Cuando consigue crear cierto debate o dilema sobre los personajes, hay mucho potencial que explotar, pero le cuesta llegar a esos momentos. Además, en general es una película bastante comedida en lo visual, a pesar de tener algunos momentos bastante bonitos de fotografía, pero da la sensación de que está rodado rápido y sin mucho esmero.

Parece que el guionista y director estadounidense está en una fase de su vida artística donde sí, conserva sus pequeños momentos de genialidad, pero que no le preocupa demasiado la dirección actoral o el pulido de lo audiovisual. Es una pena.

‘Wild Horse Nine’: Una genial propuesta que ya mira a los Oscars

3’5 Butacas de 5

El cineasta irlandés Martin McDonagh es uno de los guionistas más importantes que hay trabajando en Hollywood ahora mismo. Sus películas le han valido muchas nominaciones al Oscar y dos premios en el Festival de cine de Venecia, y había una gran expectación en saber si su nuevo proyecto podría ser el que finalmente le diera el reconocimiento en la temporada de premios que merece.

La respuesta no la sé, porque habrá que ver cómo recibe la película el público, y además, me parece que no está entre sus mejores 3 trabajos, pero sin duda es notable y merece todo el amor posible.

Wild horse nine cuenta la historia de dos agentes de la CIA que trabajan en Chile para desarrollar el Golpe de Estado (unos maravillosos John Malkovich y Sam Rockwell, que son el corazón de la cinta), y que deben viajar unos días de Santiago a la Isla de Pascua. Steve Buscemi, Mariana Di Giolamo, Tom Waits y Parker Posey completan el reparto.

Es cierto que he encontrado ciertos problemas al principio, donde le cuesta presentar lo que quiere contar, y lo hace con algo de torpeza y de tardía, con una mayor carga humorística de lo habitual en su cine (que ya es mucha), y que no termina de funcionar. También resulta un poco difícil no pensar que todo el enfoque que hace de la isla es algo escueto y que no tiene mayor importancia de las diversas esculturas que aparecen a lo largo de la hora y 56 minutos.

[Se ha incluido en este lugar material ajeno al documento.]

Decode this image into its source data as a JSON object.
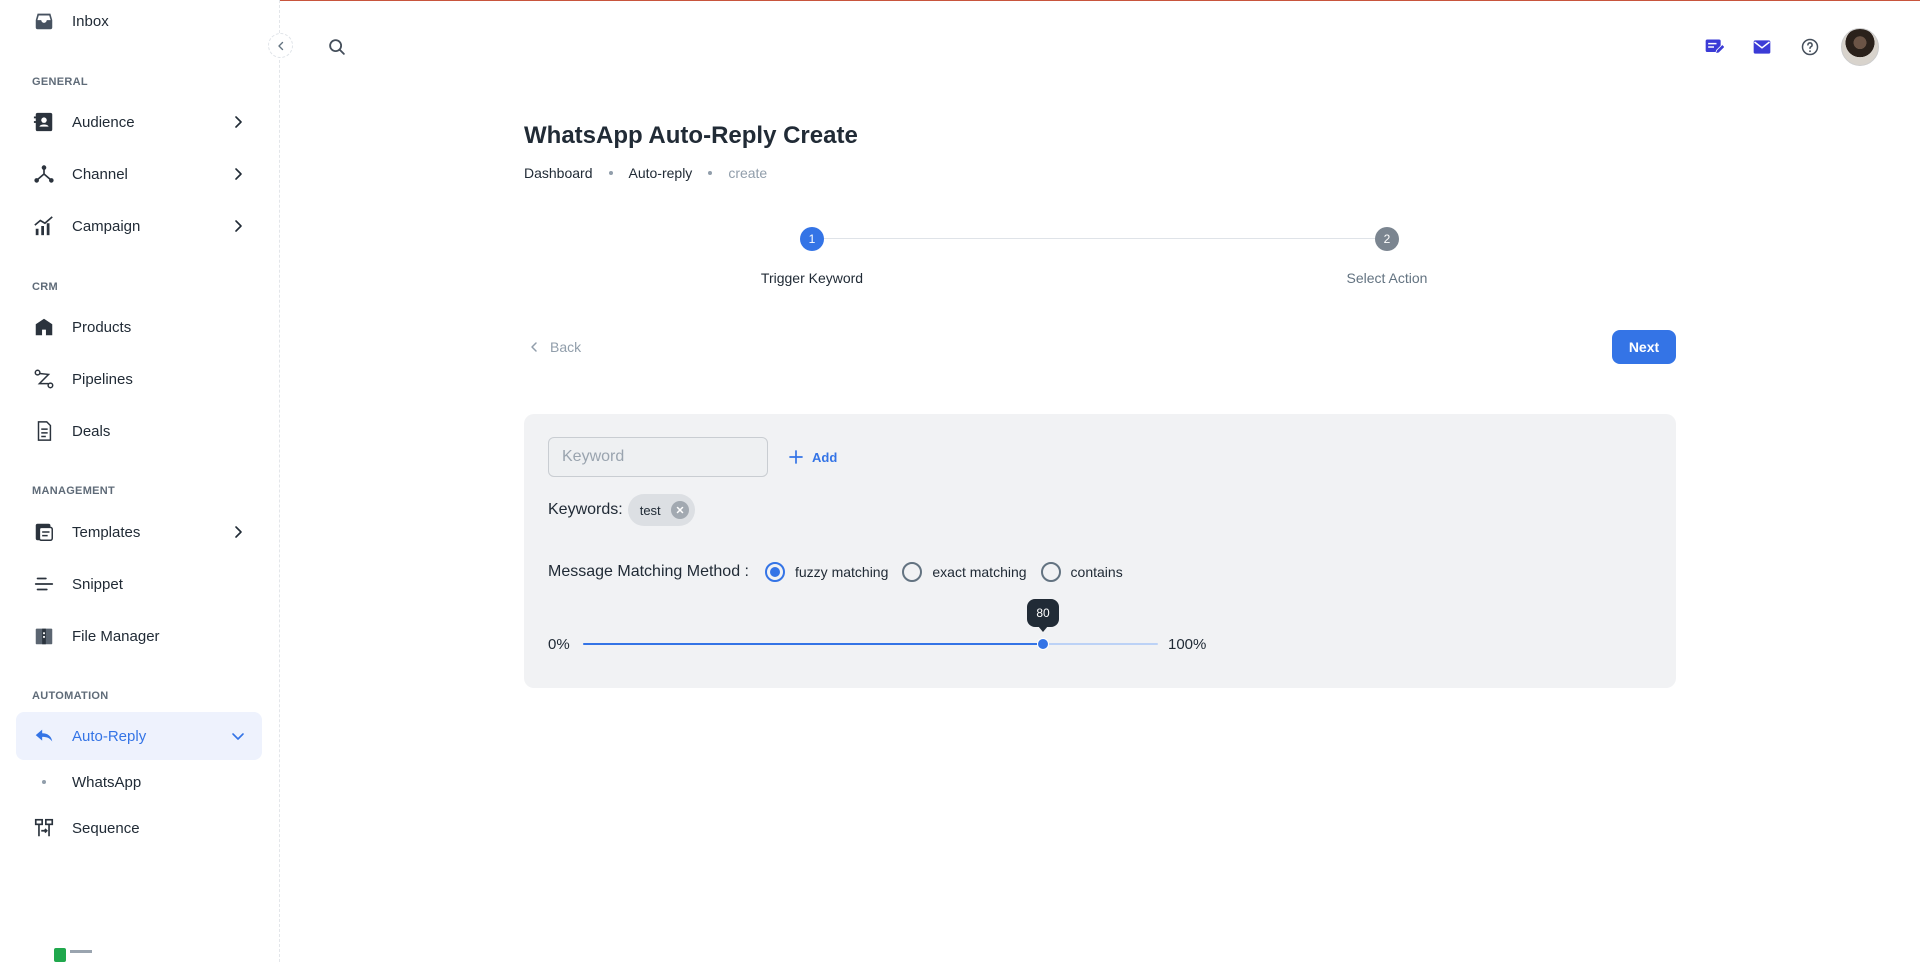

Además, los dos personajes chilenos resultan algo fallidos al principio, siendo algo superficiales e insistentes, aunque finalmente tienen un desarrollo mayor. Por otro lado, el personaje de Parker Posey queda algo abandonado, lo que provoca que cuando llega su momento de importancia, no cree mucho poso en el espectador.

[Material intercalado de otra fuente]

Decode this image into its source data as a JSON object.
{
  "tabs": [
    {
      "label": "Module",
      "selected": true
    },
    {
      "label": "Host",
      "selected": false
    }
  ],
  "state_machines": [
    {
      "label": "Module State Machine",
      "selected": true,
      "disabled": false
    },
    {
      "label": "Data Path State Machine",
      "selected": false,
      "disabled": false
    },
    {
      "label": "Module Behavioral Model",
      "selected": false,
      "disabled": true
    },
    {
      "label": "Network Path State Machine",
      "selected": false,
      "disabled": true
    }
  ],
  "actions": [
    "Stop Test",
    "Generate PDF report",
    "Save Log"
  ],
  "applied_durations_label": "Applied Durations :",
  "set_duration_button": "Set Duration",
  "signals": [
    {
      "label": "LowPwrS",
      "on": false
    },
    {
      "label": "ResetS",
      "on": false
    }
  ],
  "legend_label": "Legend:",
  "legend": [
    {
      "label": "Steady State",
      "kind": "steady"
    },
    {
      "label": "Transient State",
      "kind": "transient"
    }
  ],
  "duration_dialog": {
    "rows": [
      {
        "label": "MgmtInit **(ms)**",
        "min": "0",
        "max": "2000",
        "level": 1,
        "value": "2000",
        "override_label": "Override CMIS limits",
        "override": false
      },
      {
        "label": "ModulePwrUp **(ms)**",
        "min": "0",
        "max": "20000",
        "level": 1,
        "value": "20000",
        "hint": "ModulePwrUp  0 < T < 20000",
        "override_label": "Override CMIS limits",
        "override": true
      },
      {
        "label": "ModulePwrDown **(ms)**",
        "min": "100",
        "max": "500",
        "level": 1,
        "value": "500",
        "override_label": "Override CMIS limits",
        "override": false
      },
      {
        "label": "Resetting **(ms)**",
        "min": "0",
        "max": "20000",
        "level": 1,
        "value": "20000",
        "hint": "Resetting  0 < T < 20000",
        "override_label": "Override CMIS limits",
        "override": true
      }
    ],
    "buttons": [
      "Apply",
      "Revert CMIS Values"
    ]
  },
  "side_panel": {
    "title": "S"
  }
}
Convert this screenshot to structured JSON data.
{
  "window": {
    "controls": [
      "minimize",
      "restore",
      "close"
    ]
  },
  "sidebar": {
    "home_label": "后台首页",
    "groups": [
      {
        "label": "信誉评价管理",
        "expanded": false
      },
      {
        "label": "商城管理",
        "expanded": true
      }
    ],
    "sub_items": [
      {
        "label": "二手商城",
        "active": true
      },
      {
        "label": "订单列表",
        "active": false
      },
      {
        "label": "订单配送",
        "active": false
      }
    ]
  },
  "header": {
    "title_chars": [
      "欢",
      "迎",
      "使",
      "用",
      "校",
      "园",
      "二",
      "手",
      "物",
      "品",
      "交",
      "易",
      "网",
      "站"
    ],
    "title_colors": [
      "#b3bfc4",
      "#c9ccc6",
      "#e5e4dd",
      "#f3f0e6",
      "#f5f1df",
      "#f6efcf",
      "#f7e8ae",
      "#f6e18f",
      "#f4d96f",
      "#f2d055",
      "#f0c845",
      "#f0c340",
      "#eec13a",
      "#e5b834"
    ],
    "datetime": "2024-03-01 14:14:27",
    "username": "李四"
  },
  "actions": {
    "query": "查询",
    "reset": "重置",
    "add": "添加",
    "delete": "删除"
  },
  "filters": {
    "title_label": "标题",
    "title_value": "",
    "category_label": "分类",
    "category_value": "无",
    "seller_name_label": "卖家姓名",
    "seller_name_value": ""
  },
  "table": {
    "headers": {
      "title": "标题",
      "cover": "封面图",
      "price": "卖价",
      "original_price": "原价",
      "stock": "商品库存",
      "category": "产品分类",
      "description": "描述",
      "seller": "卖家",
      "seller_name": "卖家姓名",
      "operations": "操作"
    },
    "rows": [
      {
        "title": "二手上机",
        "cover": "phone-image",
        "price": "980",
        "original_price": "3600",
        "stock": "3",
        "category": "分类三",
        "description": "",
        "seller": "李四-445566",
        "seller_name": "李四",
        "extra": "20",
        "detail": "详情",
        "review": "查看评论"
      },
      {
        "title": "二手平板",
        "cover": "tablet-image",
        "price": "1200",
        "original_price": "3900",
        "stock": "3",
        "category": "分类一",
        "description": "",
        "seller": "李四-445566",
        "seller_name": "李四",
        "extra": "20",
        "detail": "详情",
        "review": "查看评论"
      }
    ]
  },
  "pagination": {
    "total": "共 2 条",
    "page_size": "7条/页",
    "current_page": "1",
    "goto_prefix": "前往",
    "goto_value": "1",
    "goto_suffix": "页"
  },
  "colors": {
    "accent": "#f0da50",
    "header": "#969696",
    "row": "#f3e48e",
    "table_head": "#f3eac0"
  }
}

Pero cuando ya ha presentado todo y la película entiende lo que tiene y a dónde quiere llegar, ya no hay quien la pare. El corazón crece a más no poder, el humor funciona, y los actores brillan. Y como siempre en el cine del realizador irlandés, hay un trasfondo dramático muy potente, al que se le suma en este caso una carga política bastante considerable.

A base de comedia negra, McDonagh hace un repaso a la intervención de la inteligencia americana en el desarrollo de la historia mundial en el Siglo XX, desde la crisis del Congo hasta el asesinato de Kennedy, y obviamente, su papel en el Golpe de Estado chileno en 1973.

Es una película súper entretenida, que además tiene una selección musical genial, una fotografía que debería competir por premios y un guion lleno de grandes diálogos. Al final, aunque no sea de la forma más redonda posible, cumple las expectativas que podíamos tener de un cineasta tan especial como Martin McDonagh.